One of small items hiding in the reviewer’s bookshelves is ‘Does She Like Word Games?’ a pamphlet of Cope’s poetry published back in 1988. In it she skilfully pastiches three then fashionable poetry styles – let’s call them, in Osbert Lancaster fashion, ‘Hampstead Suburban’, ‘Feminist Radical’ and ‘Irish Rural Rebellious’. Her targets may seem obvious now, but the satire hits each selected with precision. On the opposite page is a single, simple poem about a friend’s failed suicide attempt.

Humour and a shrewd unsentimental eye for human folly and vanity have always marked Cope’s work, but her sense of the absurd, as well as the sadness, in all of us has meant she gets taken less seriously as a poet than she perhaps deserves to be.

Anyone who titles a collection ‘Making Cocoa for Kingsley Amis’ and then skewers the notion that poetry collections must have pretentious titles in four deft lines may endear herself to an audience but risks less consideration from those who believe pretension is an essential in ‘serious’ poetry.  

So something of a one-off (aren’t we all?) who has nonetheless built up an audience of genuine admirers (in both senses) and, as she demonstrated to those gathered in the Scottish Power Studio Theatre to listen to her read from her most recent collection ‘Family Values’, one who has lost none of her wit or misplaced her barbs.

Interestingly Cope has recently been working with the Aeolian String Quarter to mark their thirtieth year of music making.

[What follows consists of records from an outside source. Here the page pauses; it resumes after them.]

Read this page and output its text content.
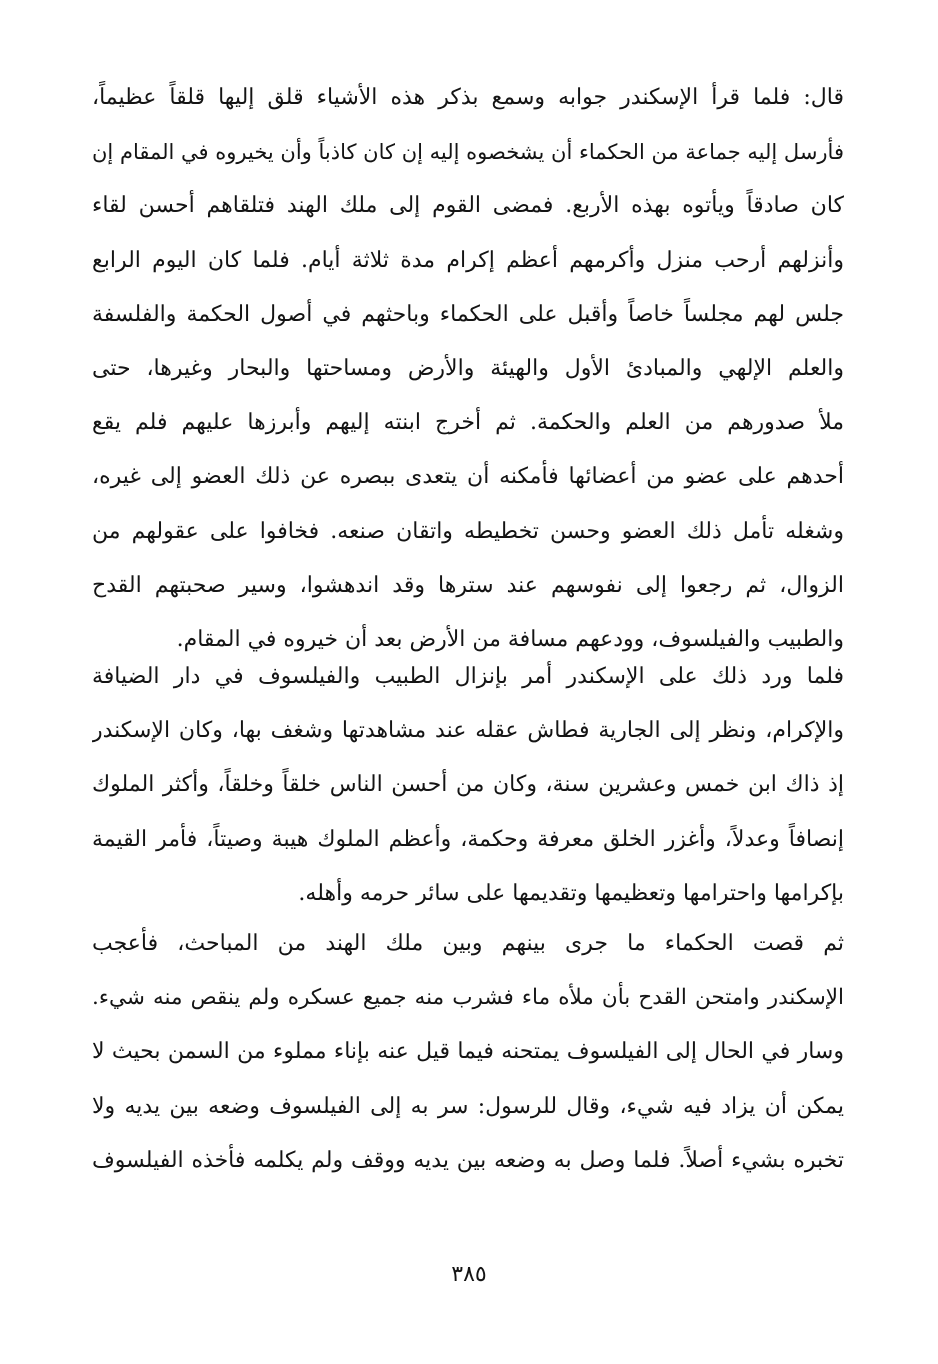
قال: فلما قرأ الإسكندر جوابه وسمع بذكر هذه الأشياء قلق إليها قلقاً عظيماً،
فأرسل إليه جماعة من الحكماء أن يشخصوه إليه إن كان كاذباً وأن يخيروه في المقام إن
كان صادقاً ويأتوه بهذه الأربع. فمضى القوم إلى ملك الهند فتلقاهم أحسن لقاء
وأنزلهم أرحب منزل وأكرمهم أعظم إكرام مدة ثلاثة أيام. فلما كان اليوم الرابع
جلس لهم مجلساً خاصاً وأقبل على الحكماء وباحثهم في أصول الحكمة والفلسفة
والعلم الإلهي والمبادئ الأول والهيئة والأرض ومساحتها والبحار وغيرها، حتى
ملأ صدورهم من العلم والحكمة. ثم أخرج ابنته إليهم وأبرزها عليهم فلم يقع
أحدهم على عضو من أعضائها فأمكنه أن يتعدى ببصره عن ذلك العضو إلى غيره،
وشغله تأمل ذلك العضو وحسن تخطيطه واتقان صنعه. فخافوا على عقولهم من
الزوال، ثم رجعوا إلى نفوسهم عند سترها وقد اندهشوا، وسير صحبتهم القدح
والطبيب والفيلسوف، وودعهم مسافة من الأرض بعد أن خيروه في المقام.
فلما ورد ذلك على الإسكندر أمر بإنزال الطبيب والفيلسوف في دار الضيافة
والإكرام، ونظر إلى الجارية فطاش عقله عند مشاهدتها وشغف بها، وكان الإسكندر
إذ ذاك ابن خمس وعشرين سنة، وكان من أحسن الناس خلقاً وخلقاً، وأكثر الملوك
إنصافاً وعدلاً، وأغزر الخلق معرفة وحكمة، وأعظم الملوك هيبة وصيتاً، فأمر القيمة
بإكرامها واحترامها وتعظيمها وتقديمها على سائر حرمه وأهله.
ثم قصت الحكماء ما جرى بينهم وبين ملك الهند من المباحث، فأعجب
الإسكندر وامتحن القدح بأن ملأه ماء فشرب منه جميع عسكره ولم ينقص منه شيء.
وسار في الحال إلى الفيلسوف يمتحنه فيما قيل عنه بإناء مملوء من السمن بحيث لا
يمكن أن يزاد فيه شيء، وقال للرسول: سر به إلى الفيلسوف وضعه بين يديه ولا
تخبره بشيء أصلاً. فلما وصل به وضعه بين يديه ووقف ولم يكلمه فأخذه الفيلسوف
٣٨٥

Composer Roxanna Panufnik has arranged settings of poems by Cope played by the Quartet and the poet read a number of these, including ones reflecting on the inner lives of audience members. A further example of a ‘working’ poet creating within the constraints of a commission, an experience Cope finds liberating as well as challenging.

There was only time for a few brief questions before time forced chair Lilias Fraser to draw the event to a close. Now in her sixties, Wendy Cope still seems the glamorous aunt of childhood, whose brief appearances and wonderful treats aren’t fully appreciated till there are no more of them.